Excessive profit, period!
The presence of migrants at Russian construction sites is usually explained by a labor shortage: they say, there is no one to work, so we have to import cheap workers from abroad. And the lack of legal registration is just a way to save money.
But apartment prices continue to rise all these years, and the quality of construction is only getting worse. The question naturally arises: is there any point in such savings and such workers? After all, it turns out that in such a situation the only winner is the developer, who builds all the new residential buildings on the cheap and sells them at a high price.

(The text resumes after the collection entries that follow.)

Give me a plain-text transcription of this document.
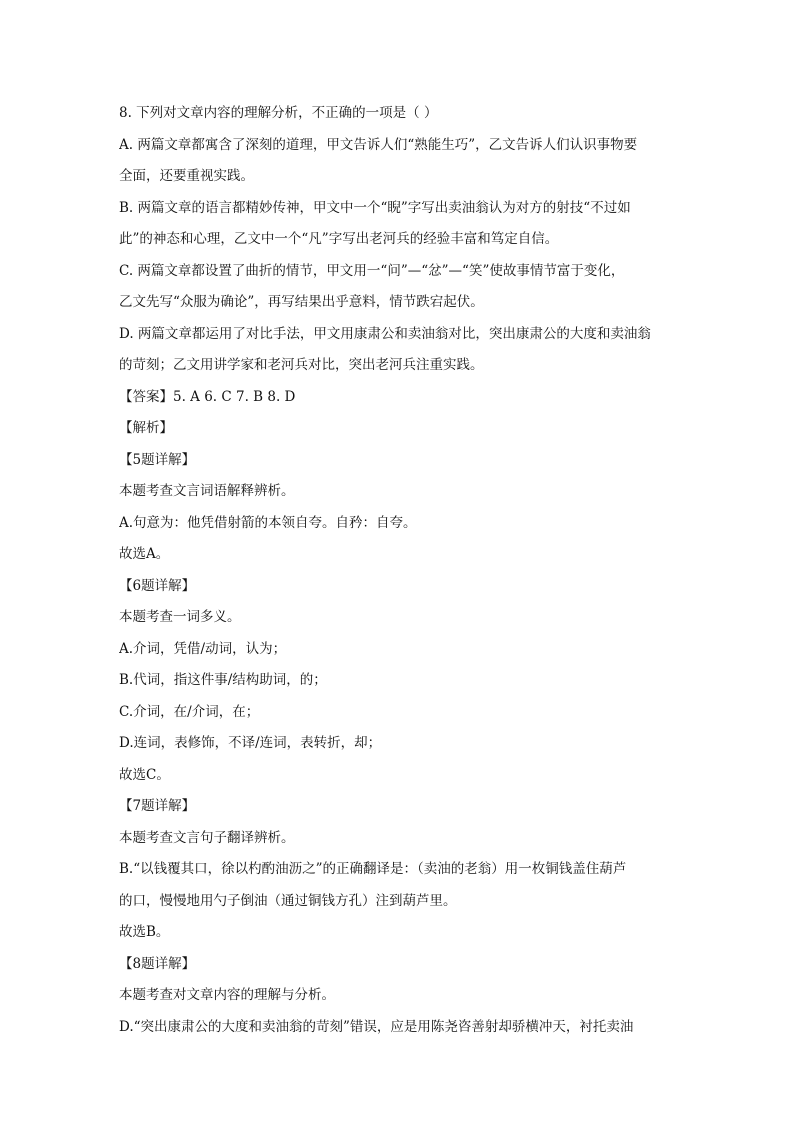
8. 下列对文章内容的理解分析，不正确的一项是（ ）
A. 两篇文章都寓含了深刻的道理，甲文告诉人们“熟能生巧”，乙文告诉人们认识事物要
全面，还要重视实践。
B. 两篇文章的语言都精妙传神，甲文中一个“睨”字写出卖油翁认为对方的射技“不过如
此”的神态和心理，乙文中一个“凡”字写出老河兵的经验丰富和笃定自信。
C. 两篇文章都设置了曲折的情节，甲文用一“问”—“忿”—“笑”使故事情节富于变化，
乙文先写“众服为确论”，再写结果出乎意料，情节跌宕起伏。
D. 两篇文章都运用了对比手法，甲文用康肃公和卖油翁对比，突出康肃公的大度和卖油翁
的苛刻；乙文用讲学家和老河兵对比，突出老河兵注重实践。
【答案】5. A 6. C 7. B 8. D
【解析】
【5题详解】
本题考查文言词语解释辨析。
A.句意为：他凭借射箭的本领自夸。自矜：自夸。
故选A。
【6题详解】
本题考查一词多义。
A.介词，凭借/动词，认为；
B.代词，指这件事/结构助词，的；
C.介词，在/介词，在；
D.连词，表修饰，不译/连词，表转折，却；
故选C。
【7题详解】
本题考查文言句子翻译辨析。
B.“以钱覆其口，徐以杓酌油沥之”的正确翻译是：（卖油的老翁）用一枚铜钱盖住葫芦
的口，慢慢地用勺子倒油（通过铜钱方孔）注到葫芦里。
故选B。
【8题详解】
本题考查对文章内容的理解与分析。
D.“突出康肃公的大度和卖油翁的苛刻”错误，应是用陈尧咨善射却骄横冲天，衬托卖油
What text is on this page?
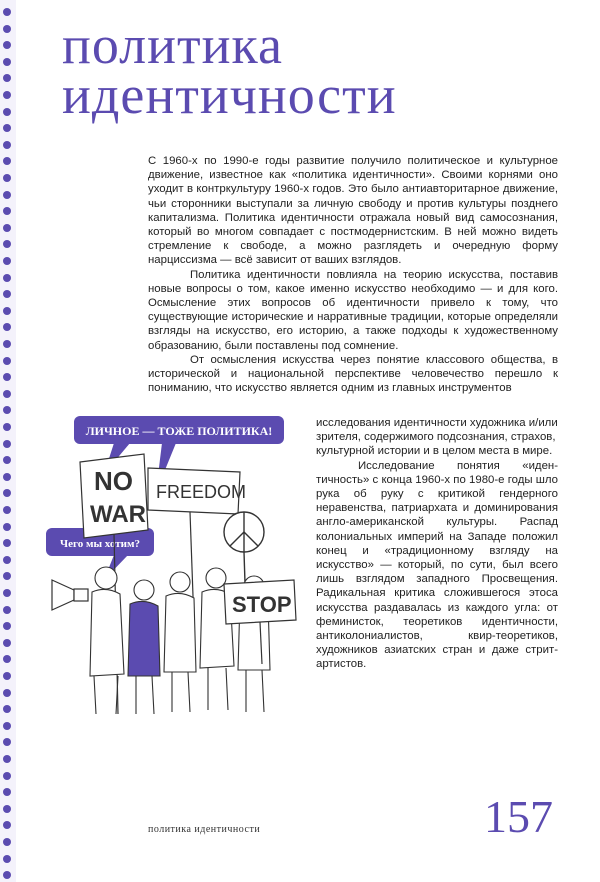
политика
идентичности

С 1960-х по 1990-е годы развитие получило политическое и культурное движение, известное как «политика идентичности». Своими корнями оно уходит в контркультуру 1960-х годов. Это было антиавторитарное движение, чьи сторонники выступали за личную свободу и против культуры позднего капитализма. Политика идентичности отражала новый вид самосознания, который во многом совпадает с постмодернистским. В ней можно видеть стремление к свободе, а можно разглядеть и очередную форму нарциссизма — всё зависит от ваших взглядов.

Политика идентичности повлияла на теорию искусства, поставив новые вопросы о том, какое именно искусство необходимо — и для кого. Осмысление этих вопросов об идентичности привело к тому, что существующие исторические и нарративные традиции, которые определяли взгляды на искусство, его историю, а также подходы к художественному образованию, были поставлены под сомнение.

От осмысления искусства через понятие классового общества, в исторической и национальной перспективе человечество перешло к пониманию, что искусство является одним из главных инструментов

исследования идентичности художника и/или зрителя, содержимого подсознания, страхов, культурной истории и в целом места в мире.

Исследование понятия «идентичность» с конца 1960-х по 1980-е годы шло рука об руку с критикой гендерного неравенства, патриархата и доминирования англо-американской культуры. Распад колониальных империй на Западе положил конец и «традиционному взгляду на искусство» — который, по сути, был всего лишь взглядом западного Просвещения. Радикальная критика сложившегося этоса искусства раздавалась из каждого угла: от феминисток, теоретиков идентичности, антиколониалистов, квир-теоретиков, художников азиатских стран и даже стрит-артистов.

ЛИЧНОЕ — ТОЖЕ ПОЛИТИКА!
Чего мы хотим?
NO
WAR
FREEDOM
STOP
политика идентичности	157
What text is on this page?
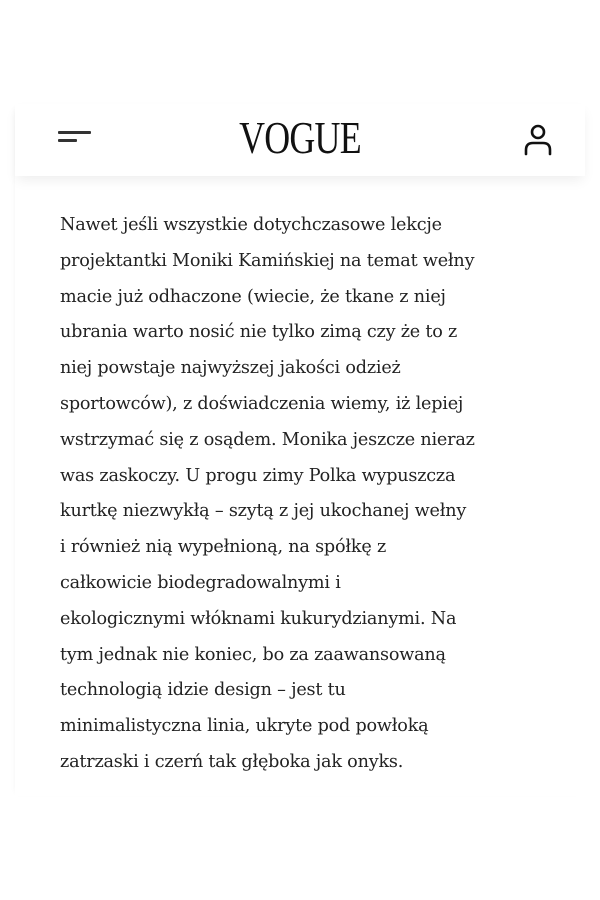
VOGUE

Nawet jeśli wszystkie dotychczasowe lekcje
projektantki Moniki Kamińskiej na temat wełny
macie już odhaczone (wiecie, że tkane z niej
ubrania warto nosić nie tylko zimą czy że to z
niej powstaje najwyższej jakości odzież
sportowców), z doświadczenia wiemy, iż lepiej
wstrzymać się z osądem. Monika jeszcze nieraz
was zaskoczy. U progu zimy Polka wypuszcza
kurtkę niezwykłą – szytą z jej ukochanej wełny
i również nią wypełnioną, na spółkę z
całkowicie biodegradowalnymi i
ekologicznymi włóknami kukurydzianymi. Na
tym jednak nie koniec, bo za zaawansowaną
technologią idzie design – jest tu
minimalistyczna linia, ukryte pod powłoką
zatrzaski i czerń tak głęboka jak onyks.
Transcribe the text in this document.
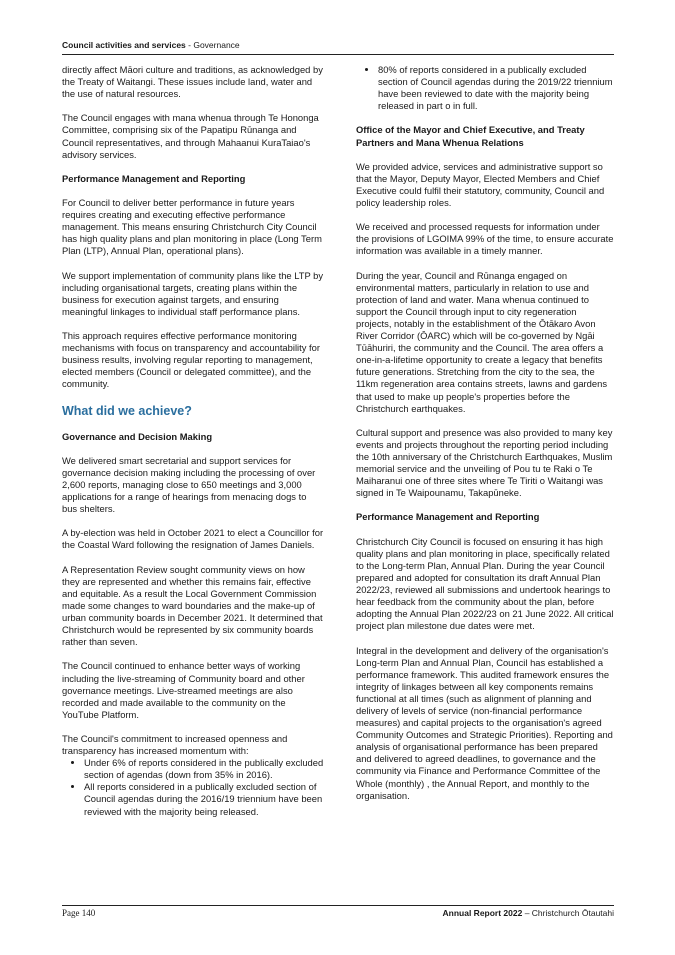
Council activities and services - Governance

directly affect Māori culture and traditions, as acknowledged by the Treaty of Waitangi. These issues include land, water and the use of natural resources.

The Council engages with mana whenua through Te Hononga Committee, comprising six of the Papatipu Rūnanga and Council representatives, and through Mahaanui KuraTaiao's advisory services.

Performance Management and Reporting

For Council to deliver better performance in future years requires creating and executing effective performance management. This means ensuring Christchurch City Council has high quality plans and plan monitoring in place (Long Term Plan (LTP), Annual Plan, operational plans).

We support implementation of community plans like the LTP by including organisational targets, creating plans within the business for execution against targets, and ensuring meaningful linkages to individual staff performance plans.

This approach requires effective performance monitoring mechanisms with focus on transparency and accountability for business results, involving regular reporting to management, elected members (Council or delegated committee), and the community.

What did we achieve?
Governance and Decision Making

We delivered smart secretarial and support services for governance decision making including the processing of over 2,600 reports, managing close to 650 meetings and 3,000 applications for a range of hearings from menacing dogs to bus shelters.

A by-election was held in October 2021 to elect a Councillor for the Coastal Ward following the resignation of James Daniels.

A Representation Review sought community views on how they are represented and whether this remains fair, effective and equitable. As a result the Local Government Commission made some changes to ward boundaries and the make-up of urban community boards in December 2021. It determined that Christchurch would be represented by six community boards rather than seven.

The Council continued to enhance better ways of working including the live-streaming of Community board and other governance meetings. Live-streamed meetings are also recorded and made available to the community on the YouTube Platform.

The Council's commitment to increased openness and transparency has increased momentum with:

• Under 6% of reports considered in the publically excluded section of agendas (down from 35% in 2016).
• All reports considered in a publically excluded section of Council agendas during the 2016/19 triennium have been reviewed with the majority being released.
• 80% of reports considered in a publically excluded section of Council agendas during the 2019/22 triennium have been reviewed to date with the majority being released in part o in full.
Office of the Mayor and Chief Executive, and Treaty Partners and Mana Whenua Relations

We provided advice, services and administrative support so that the Mayor, Deputy Mayor, Elected Members and Chief Executive could fulfil their statutory, community, Council and policy leadership roles.

We received and processed requests for information under the provisions of LGOIMA 99% of the time, to ensure accurate information was available in a timely manner.

During the year, Council and Rūnanga engaged on environmental matters, particularly in relation to use and protection of land and water. Mana whenua continued to support the Council through input to city regeneration projects, notably in the establishment of the Ōtākaro Avon River Corridor (ŌARC) which will be co-governed by Ngāi Tūāhuriri, the community and the Council. The area offers a one-in-a-lifetime opportunity to create a legacy that benefits future generations. Stretching from the city to the sea, the 11km regeneration area contains streets, lawns and gardens that used to make up people's properties before the Christchurch earthquakes.

Cultural support and presence was also provided to many key events and projects throughout the reporting period including the 10th anniversary of the Christchurch Earthquakes, Muslim memorial service and the unveiling of Pou tu te Raki o Te Maiharanui one of three sites where Te Tiriti o Waitangi was signed in Te Waipounamu, Takapūneke.

Performance Management and Reporting

Christchurch City Council is focused on ensuring it has high quality plans and plan monitoring in place, specifically related to the Long-term Plan, Annual Plan. During the year Council prepared and adopted for consultation its draft Annual Plan 2022/23, reviewed all submissions and undertook hearings to hear feedback from the community about the plan, before adopting the Annual Plan 2022/23 on 21 June 2022. All critical project plan milestone due dates were met.

Integral in the development and delivery of the organisation's Long-term Plan and Annual Plan, Council has established a performance framework. This audited framework ensures the integrity of linkages between all key components remains functional at all times (such as alignment of planning and delivery of levels of service (non-financial performance measures) and capital projects to the organisation's agreed Community Outcomes and Strategic Priorities). Reporting and analysis of organisational performance has been prepared and delivered to agreed deadlines, to governance and the community via Finance and Performance Committee of the Whole (monthly) , the Annual Report, and monthly to the organisation.

Page 140	Annual Report 2022 – Christchurch Ōtautahi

By the way, scandals with the quality of construction at PIK facilities occur almost more often than problems with illegal migrants. According to telegram channels, at the end of August in the capital’s Bolshaya Akademicheskaya 85 residential complex, ten floors were flooded due to an accident; in a newly built house on Sirenevy Boulevard, the ceiling collapsed in the entrance, and in the Buninskie Luga residential complex, due to errors in laying communications, a real “sea” formed on the street.
The question arises: in this situation, are those same migrants needed on construction sites? Maybe the developer should start hiring skilled workers? However, in this case, developers will have to accept a significant reduction in profits. But, as practice shows, they are not ready to do this, no matter what.